Well, finally met with Dr. Orchard, who runs the clinical trial that Armand would participate in should we do the bone marrow transplant. For those who are medical-jargon-inclined, there is a link in the ‘Information’ section of this blog describing what they are going for. For the rest of us, a summary:
Dr. Orchard would be performing a specialized kind of bone marrow transplant (BMT) that would use either blood from an adult donor who is a match, or from umbilical cord blood that has been donated and is a match. The trial will use a different kind of drug during the chemotherapy that is less neuroligically toxic and agressive, because of the already existing trauma to the brain from the disorders studied. The trial is specifically aimed at a few kinds of leukodystrophies, but they were taking children with other gentic disorders, including GM1.
The good news that we have recieved so far is that Dr. Orchard took a look at his MRI, which we had only heard about but not gotten much information on. He said that yes, there were some white matter (myelin) issues, but not very much. We hadn’t heard the extent of his hypomyelination from Dr. Collins in Cincinnati, so, to some extent, this was mildy reassuring. We also finally got confirmation that nothing major showed up on Armand’s EKG and echocardiogram — one mild valve issue that Dr. Orchard said wouldn’t present much of a problem. Armand’s physical characteristics also seem to be in order: no major issues with his liver, spleen, teeth, bones, or similar problems that typically show up in severe GM1 cases.
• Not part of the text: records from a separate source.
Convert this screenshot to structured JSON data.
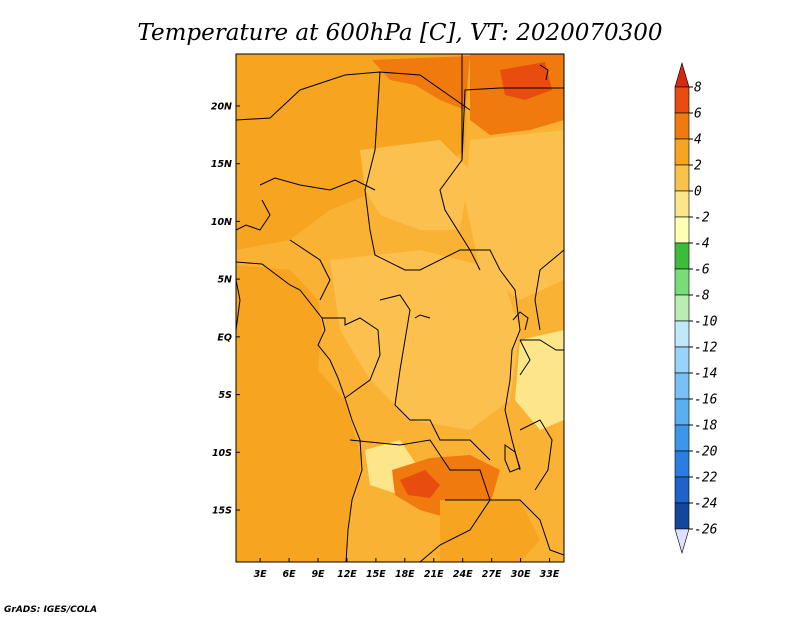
{
  "chart_data": {
    "type": "heatmap",
    "title": "Temperature at 600hPa [C], VT: 2020070300",
    "x_ticks": [
      "3E",
      "6E",
      "9E",
      "12E",
      "15E",
      "18E",
      "21E",
      "24E",
      "27E",
      "30E",
      "33E"
    ],
    "x_tick_values": [
      3,
      6,
      9,
      12,
      15,
      18,
      21,
      24,
      27,
      30,
      33
    ],
    "y_ticks": [
      "20N",
      "15N",
      "10N",
      "5N",
      "EQ",
      "5S",
      "10S",
      "15S"
    ],
    "y_tick_values": [
      20,
      15,
      10,
      5,
      0,
      -5,
      -10,
      -15
    ],
    "xlim": [
      0.5,
      34.5
    ],
    "ylim": [
      -19.5,
      24.5
    ],
    "colorbar": {
      "levels": [
        -26,
        -24,
        -22,
        -20,
        -18,
        -16,
        -14,
        -12,
        -10,
        -8,
        -6,
        -4,
        -2,
        0,
        2,
        4,
        6,
        8
      ],
      "colors": [
        "#0a2a7a",
        "#1446a0",
        "#1e64c8",
        "#2a7ee0",
        "#3c96ec",
        "#5aaef2",
        "#78c0f5",
        "#98d4f8",
        "#c0e8fa",
        "#b8eeb0",
        "#78dc78",
        "#3cbc3c",
        "#ffffb4",
        "#fde68a",
        "#f9c24a",
        "#f7a520",
        "#f07a0e",
        "#e84c0e",
        "#d42a10"
      ],
      "min_arrow_color": "#e0e0ff",
      "max_arrow_color": "#d42a10"
    },
    "field_summary": "Most of the domain is 0 to 4 C. Warmest areas (4 to 6 C) in the far north-east (around 24-34E, 18-24N) and over southern Africa (around 17-22E, 13-17S). Cooler pockets (-2 to 0 C) near 15E 13S and 32E 7S."
  },
  "credit": "GrADS: IGES/COLA"
}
The bad news is that Dr. Orchard confirmed a few of our fears: that there is little to no evidence that a bone marrow transplant alone would do much to help Armand from a treatment standpoint, but a major issue is lack of data — in fact, none of the patients they’ve had in the nearly 5 years of this trial have been GM1 patients. He also brought up a new issue that if we slow down the progression of Armand’s disorder, that it would slow the slope of decline, in such a way that it may “string things out” for him, possibly making it more painful to watch (or, really, more painful to go through). The worst issue we’ve come across so far is that BMT of this sort have around a 10% mortality rate, meaning we may bring him back here to Minnesota in a few months, and he might not come home.
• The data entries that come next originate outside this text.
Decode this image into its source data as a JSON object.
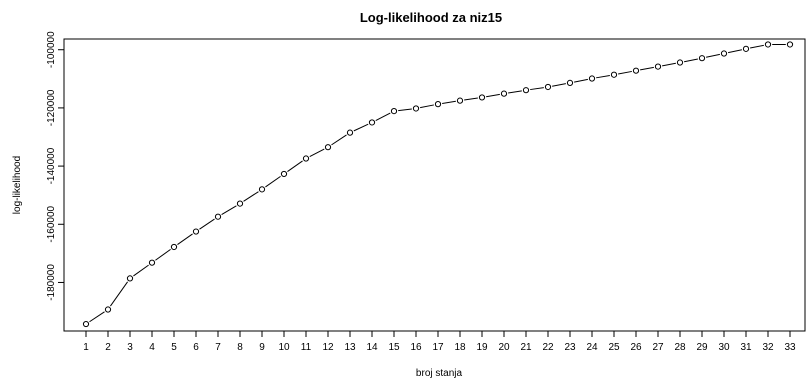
{
  "chart_data": {
    "type": "line",
    "title": "Log-likelihood za niz15",
    "xlabel": "broj stanja",
    "ylabel": "log-likelihood",
    "x": [
      1,
      2,
      3,
      4,
      5,
      6,
      7,
      8,
      9,
      10,
      11,
      12,
      13,
      14,
      15,
      16,
      17,
      18,
      19,
      20,
      21,
      22,
      23,
      24,
      25,
      26,
      27,
      28,
      29,
      30,
      31,
      32,
      33
    ],
    "values": [
      -194300,
      -189300,
      -178600,
      -173200,
      -167800,
      -162500,
      -157400,
      -152900,
      -148000,
      -142700,
      -137400,
      -133500,
      -128500,
      -125000,
      -121100,
      -120200,
      -118700,
      -117500,
      -116400,
      -115100,
      -113900,
      -112800,
      -111400,
      -109900,
      -108600,
      -107200,
      -105800,
      -104400,
      -102900,
      -101300,
      -99700,
      -98200,
      -98200
    ],
    "xlim": [
      1,
      33
    ],
    "ylim": [
      -196000,
      -97000
    ],
    "y_ticks": [
      -180000,
      -160000,
      -140000,
      -120000,
      -100000
    ],
    "y_tick_labels": [
      "-180000",
      "-160000",
      "-140000",
      "-120000",
      "-100000"
    ],
    "x_ticks": [
      1,
      2,
      3,
      4,
      5,
      6,
      7,
      8,
      9,
      10,
      11,
      12,
      13,
      14,
      15,
      16,
      17,
      18,
      19,
      20,
      21,
      22,
      23,
      24,
      25,
      26,
      27,
      28,
      29,
      30,
      31,
      32,
      33
    ],
    "x_tick_labels": [
      "1",
      "2",
      "3",
      "4",
      "5",
      "6",
      "7",
      "8",
      "9",
      "10",
      "11",
      "12",
      "13",
      "14",
      "15",
      "16",
      "17",
      "18",
      "19",
      "20",
      "21",
      "22",
      "23",
      "24",
      "25",
      "26",
      "27",
      "28",
      "29",
      "30",
      "31",
      "32",
      "33"
    ],
    "markers": "open-circle",
    "grid": false,
    "line_color": "#000000"
  }
}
Our best hope so far comes from a multi-pronged attack, as well as wait-and-see on some other research. Getting the bone marrow transplant, if he grafts without complication and is able to recover, would essentially try to get some of these stem cells into the brain where they would take hold and, being without the genetic defect, begin producing the enzyme that Armand lacks. The hope is that it would produced enough to stem the tide of the lipid that he is storing. Once he is strong enough, we would begin the AIM therapy with the anti-inflammatory drugs as well as the drug miglustat, which has only been approved for a different disorder. I’ll make a seperate post on how this would work for Armand. Again, this hasn’t even begun clinical human trials yet, is highly experiemental, would work in theory, but there is almost no data at all on it. A total shot in the dark.
From there, we hope and pray that these two things together would slow down or even stop the progression enough for research to come up with a cure from a different angle — one is gene replacement therapy, in which they would attempt to essentially insert a healthy version of his defective gene into his cells; the other is chemical chaperone therapy, which is too complicated for this particular blog to explain. Both of these have shown promise in mice, however there is not strong enough evidence and the costs are currently too great for effectiveness in humans just yet. Time will tell, and what we need (and don’t currently have) is time.
We have made no decisions as of yet. We will be getting yet another blood sample, probably tomorow morning, to test for a donor match, but this will not lock us in for BMT. We need to talk, and talk, and cry, and talk some more, especially with nuclear family. We’re faced with a possible damned if you do, damned if you don’t situation, a lot of what if’s, and no real light on any path we may choose. I suck at deciding what I want to eat most nights, and now I have to decide the fate of my son.
Armand took the news well, however: wearing little else but a diaper and some Oreo cookie crumbs. He also made a new friend.